Os 12 cilindros tem menos torque que os V8 por isso aceleram mais suavemente, o que parece ter dado ao francês uma certa vantagem. Depois da corrida, ele disse que venceu exatamente porque seu motor era o menos potente dos três.

Ideal para essa pista e aquelas condições.

Foi sua única vitória na F1.

Mas até o primeiro título de Prost, a maior façanha de um piloto francês em décadas de F1.

Carlos Chiesa
Carlos Chiesa
Publicitário, criou campanhas para VW, Ford e Fiat. Ganhou inúmeros prêmios nessa atividade, inclusive 2 Grand Prix. Acompanha F1 desde os primeiros sucessos do Emerson Fittipaldi.

5 Comments

  1. wladimir duarte sales disse:

    Carlos Chiesa,
    Diante do que escrevi e das réplicas que recebi não tenho mais nada contra os méritos de Prost. Mas você está me dizendo que os franceses não tiveram nenhum momento significante de animação com Renê Arnoux (3º em 1983), Jacques Lafitte (4º em 1979, 1980 e 1981) e Didier Pironi (vice em 1982 devido ao acidente nos treinos de Hockeiheim e a um possível abalo psicológico pela morte de Gilles Villeneuve)? E nem mesmo a comprovada habilidade de Prost como acertador de carros ajudou a Renault a vencer na melhor oportunidade que teve durante a era turbo (1983)? Essa última eu respondo: num anuário de F1 referente à temporada de 1984 Prost disse que a Renault não respondia prontamente às suas sugestões sobre o acerto do carro. Diferente de quando ele voltou à McLaren já na era Ron Dennis: os engenheiros estavam em perfeita sintonia com ele e com Niki Lauda, tanto que as configurações eram feitas e refeitas imediatamente após os testes. Aguardo esclarecimentos quanto à primeira questão.

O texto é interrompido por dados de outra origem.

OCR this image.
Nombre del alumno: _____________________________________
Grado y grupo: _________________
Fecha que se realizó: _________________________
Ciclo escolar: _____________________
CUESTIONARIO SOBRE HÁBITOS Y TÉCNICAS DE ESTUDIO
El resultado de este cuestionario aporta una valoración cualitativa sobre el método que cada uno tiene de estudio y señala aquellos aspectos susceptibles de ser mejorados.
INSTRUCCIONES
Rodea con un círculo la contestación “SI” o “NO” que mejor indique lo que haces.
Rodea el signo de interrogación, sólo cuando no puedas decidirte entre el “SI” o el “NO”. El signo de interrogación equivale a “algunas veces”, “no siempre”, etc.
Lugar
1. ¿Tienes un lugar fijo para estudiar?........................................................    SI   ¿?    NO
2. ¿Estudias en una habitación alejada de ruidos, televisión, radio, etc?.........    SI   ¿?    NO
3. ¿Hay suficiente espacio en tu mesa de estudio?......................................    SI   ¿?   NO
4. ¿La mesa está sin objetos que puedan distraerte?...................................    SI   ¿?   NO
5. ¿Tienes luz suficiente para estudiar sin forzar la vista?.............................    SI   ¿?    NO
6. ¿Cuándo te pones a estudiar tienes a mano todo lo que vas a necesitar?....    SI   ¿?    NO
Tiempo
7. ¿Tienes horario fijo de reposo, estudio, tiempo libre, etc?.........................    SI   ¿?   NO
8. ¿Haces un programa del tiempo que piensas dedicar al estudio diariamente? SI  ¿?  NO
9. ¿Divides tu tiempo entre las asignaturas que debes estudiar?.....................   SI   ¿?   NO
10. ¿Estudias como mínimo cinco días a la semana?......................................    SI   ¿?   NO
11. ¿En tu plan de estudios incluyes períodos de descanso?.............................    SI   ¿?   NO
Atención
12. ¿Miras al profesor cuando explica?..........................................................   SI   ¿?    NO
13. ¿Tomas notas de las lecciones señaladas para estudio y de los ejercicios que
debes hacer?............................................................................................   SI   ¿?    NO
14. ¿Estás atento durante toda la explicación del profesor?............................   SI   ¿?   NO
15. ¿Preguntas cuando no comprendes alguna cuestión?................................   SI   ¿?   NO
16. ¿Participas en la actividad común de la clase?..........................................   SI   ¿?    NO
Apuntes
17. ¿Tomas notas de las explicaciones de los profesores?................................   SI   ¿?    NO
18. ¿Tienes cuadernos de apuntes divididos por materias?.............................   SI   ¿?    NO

    • Carlos Chiesa disse:

      Respondo com todo prazer, Wladimir. Como disse, Beltoise foi a primeira esperança de campeão francês, após a morte de Behra e a aposentadoria de Trintignant. Ele e a Matra pareciam estar na bica de realizar o sonho duplo, pilotos e construtores. Daí a associação com a Tyrrell. Os resultados não foram bem os esperados e JP acabou indo pra BRM. Cevert foi o destaque seguinte, até sua morte. Depois vieram vários pilotos franceses, muito em decorrência dos programas de desenvolvimento, como o Volante Shell/Volante Elf. Sem dúvida eles tiveram grandes emoções depois da aposentadoria de JP, mas aquela vitória permaneceu simbólica, a meu ver, por ter sido obtida por um piloto com fama de azarado e uma equipe azarona. Ou seja, após a morte do Cevert, passou-se um bom tempo até que o sonho de ter um piloto campeão se tornou realidade. Estou falando de impacto e não de estatísticas. Assim como a primeira vitória do Emerson foi um tremendo impacto aqui no Brasil. Parecia impossível ter um piloto brasileiro disputando o campeonato de igual para igual com pilotos consagrados. Imagine se o primeiro campeonato dele tivesse demorado mais tempo para ser conquistado.

  2. Mauro Santana disse:

    Impressionante como a pista monegasca fez a alegria de muitos franceses, pois em 96 Oliver Panis conquistaria tanto para si como para a Ligier sua primeira e única vitória no principado.

    O que para o francês se tornaria sua única vitória na carreira, para a Ligier se tornaria a última na F1.

    Realmente Mônaco é especial e diferente de tudo.

    Abraço e boa semana a todos!

    Mauro Santana
    Curitiba-Pr

  3. Carlos Chiesa disse:

    Cevert começou um pouco depois dele. Eram cunhados e foi JP quem teve que dar
    a noticia da morte para a família. Sem duvida Cevert tornou-se uma esperança maior que ele, principalmente por estar na equipe certa no momento certo. JP apostou na Matra até onde deu. Sua primeira e última vitória também foi a última da BRM, portanto essa equipe não foi uma boa opção para ele. FC seria o substituto natural do Stewart mas infelizmente o destino interviu tragicamente. Certamente sua morte desanimou o JP e daí os franceses só foram se animar de verdade com o primeiro título de Prost. Lembre-se que os Renault Turbo bateram na trave e Alain teve que ser campeão pela McLaren.

  4. Fernando Marques disse:

    Será que Jean Pierre Betoise foi uma esperança maior que F. Cevert?